Chop the onion and cubanelle or Italian peppers in the work bowl of a food processor until coarsely chopped. With the motor running, add the remaining ingredients one at a time and process until smooth.

The sofrito will keep in the refrigerator for up to 3 days. It also freezes beautifully. Freeze sofrito in ½ cup batches in sealable plastic bags. They come in extremely handy in a pinch. You can even add sofrito straight from the freezer to the pan in any recipe that calls for it.

*Pantry Notes:* Ajices Dulces, also known as cachucha or ajicitos are tiny sweet peppers with a hint of heat. They range in color from light to medium green and yellow to red and orange. They add freshness and an herby note to the sofrito and anything you cook. Do not mistake them for Scotch bonnet or Habanero chilies (which they look like)--those two pack a wallop when it comes to heat. If you can find ajicitos in your market, add them to sofrito. If not, up the cilantro and add a pinch of cayenne pepper. Culantro is not cilantro. It has long leaves with tapered tips and serrated edges. When it comes to flavor, culantro is like cilantro times ten. It is a nice, not essential addition to sofrito. In my area.. I find that Culantro leaves are readily available at most asian markets.


----------



## bluezebra (May 19, 2007)

So I made the sofrito tonight. I made it without tomato this time for a difference and it was really good. Here's what I did.
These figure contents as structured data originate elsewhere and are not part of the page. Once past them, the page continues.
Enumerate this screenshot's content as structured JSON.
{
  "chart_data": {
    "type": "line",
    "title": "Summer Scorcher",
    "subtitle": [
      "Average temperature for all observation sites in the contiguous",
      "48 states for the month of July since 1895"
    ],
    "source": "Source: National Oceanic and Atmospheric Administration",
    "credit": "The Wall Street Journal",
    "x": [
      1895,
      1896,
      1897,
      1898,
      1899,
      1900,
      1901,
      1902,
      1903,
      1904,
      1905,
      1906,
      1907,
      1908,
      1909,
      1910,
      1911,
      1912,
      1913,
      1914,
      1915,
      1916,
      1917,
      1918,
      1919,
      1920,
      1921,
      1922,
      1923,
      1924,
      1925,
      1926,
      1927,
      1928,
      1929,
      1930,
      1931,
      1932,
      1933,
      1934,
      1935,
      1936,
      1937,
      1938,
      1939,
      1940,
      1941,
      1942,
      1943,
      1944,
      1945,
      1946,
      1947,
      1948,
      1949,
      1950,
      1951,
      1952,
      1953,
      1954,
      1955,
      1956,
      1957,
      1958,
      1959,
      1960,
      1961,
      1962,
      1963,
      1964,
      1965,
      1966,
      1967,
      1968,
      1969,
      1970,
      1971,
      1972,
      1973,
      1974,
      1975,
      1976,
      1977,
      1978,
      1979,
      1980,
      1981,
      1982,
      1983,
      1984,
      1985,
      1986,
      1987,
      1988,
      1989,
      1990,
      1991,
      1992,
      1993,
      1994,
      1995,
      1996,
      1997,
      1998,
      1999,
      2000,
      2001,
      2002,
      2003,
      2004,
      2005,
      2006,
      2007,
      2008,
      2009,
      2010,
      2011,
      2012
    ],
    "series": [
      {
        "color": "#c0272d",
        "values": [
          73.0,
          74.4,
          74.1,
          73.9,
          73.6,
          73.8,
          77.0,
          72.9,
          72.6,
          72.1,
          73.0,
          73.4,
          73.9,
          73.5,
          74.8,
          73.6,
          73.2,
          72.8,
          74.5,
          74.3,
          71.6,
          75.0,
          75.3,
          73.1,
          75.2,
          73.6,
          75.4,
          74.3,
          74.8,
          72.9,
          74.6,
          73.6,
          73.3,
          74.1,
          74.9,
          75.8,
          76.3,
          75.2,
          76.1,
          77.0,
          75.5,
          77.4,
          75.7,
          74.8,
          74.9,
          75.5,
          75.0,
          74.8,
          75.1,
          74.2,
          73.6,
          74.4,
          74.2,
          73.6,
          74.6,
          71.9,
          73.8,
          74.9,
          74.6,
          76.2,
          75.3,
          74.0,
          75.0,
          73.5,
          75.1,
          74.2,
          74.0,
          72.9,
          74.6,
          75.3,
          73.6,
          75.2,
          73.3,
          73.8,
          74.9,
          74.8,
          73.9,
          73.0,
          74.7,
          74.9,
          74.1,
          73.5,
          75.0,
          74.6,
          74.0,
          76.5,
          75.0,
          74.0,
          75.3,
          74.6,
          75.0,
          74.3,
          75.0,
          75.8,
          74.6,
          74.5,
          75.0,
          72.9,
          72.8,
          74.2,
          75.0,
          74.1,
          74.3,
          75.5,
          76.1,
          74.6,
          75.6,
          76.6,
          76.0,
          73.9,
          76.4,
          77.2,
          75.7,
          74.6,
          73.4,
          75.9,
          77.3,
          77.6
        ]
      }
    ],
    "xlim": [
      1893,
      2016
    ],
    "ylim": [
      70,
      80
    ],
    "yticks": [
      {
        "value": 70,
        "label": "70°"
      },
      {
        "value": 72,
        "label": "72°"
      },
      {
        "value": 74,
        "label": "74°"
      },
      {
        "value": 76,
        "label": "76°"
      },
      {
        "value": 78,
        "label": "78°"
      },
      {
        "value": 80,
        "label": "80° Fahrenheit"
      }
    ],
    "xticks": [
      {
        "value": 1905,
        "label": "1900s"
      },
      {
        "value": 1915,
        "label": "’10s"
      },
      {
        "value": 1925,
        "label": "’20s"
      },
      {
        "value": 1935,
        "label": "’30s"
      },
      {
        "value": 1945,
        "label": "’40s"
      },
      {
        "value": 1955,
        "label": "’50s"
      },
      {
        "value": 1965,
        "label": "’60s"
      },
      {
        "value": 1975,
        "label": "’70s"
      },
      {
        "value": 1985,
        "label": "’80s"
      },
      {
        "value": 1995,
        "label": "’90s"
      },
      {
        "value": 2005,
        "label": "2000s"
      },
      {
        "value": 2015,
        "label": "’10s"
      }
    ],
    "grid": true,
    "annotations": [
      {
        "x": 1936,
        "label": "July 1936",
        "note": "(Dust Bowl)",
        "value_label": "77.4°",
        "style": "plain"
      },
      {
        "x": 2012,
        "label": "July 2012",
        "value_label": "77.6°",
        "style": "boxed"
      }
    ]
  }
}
1/2 lb bacon, chopped coarsely
1-1/2 yellow onions
3/4 of a large bell pepper
2 fresh jalapenos
2 tsp parsley flakes, dried
1 tsp dried thyme
1 tsp dried oregano (out of Mexican oregano)
8 large cloves garlic
2 tbsp apple cider vinegar
1 pinch cayenne pepper

Instructions:
Saute bacon pieces on medium until crisp. Remove bacon pieces and reserve grease. Add veggies and spices and cook on low until tender and falling to pieces (about 30-45 minutes). Add apple cider vinegar in the last 15 minutes of cooking and let it reduce. Taste to adjust salt and pepper. During the last 10 minutes of cooking I added back a light handful of the bacon pieces and let it cook into the sofrito. YUM!

I added 1/2 of the mixture to my 1-1/2lbs of fresh pintos after they were almost cooked through. At that point I added salt to the beans and let them simmer till tender. I had cooked them last nite with a couple of pieces of bacon and 1/2 of an onion and alot of water to make a borracho.

Two thumbs up for tomorrow!


----------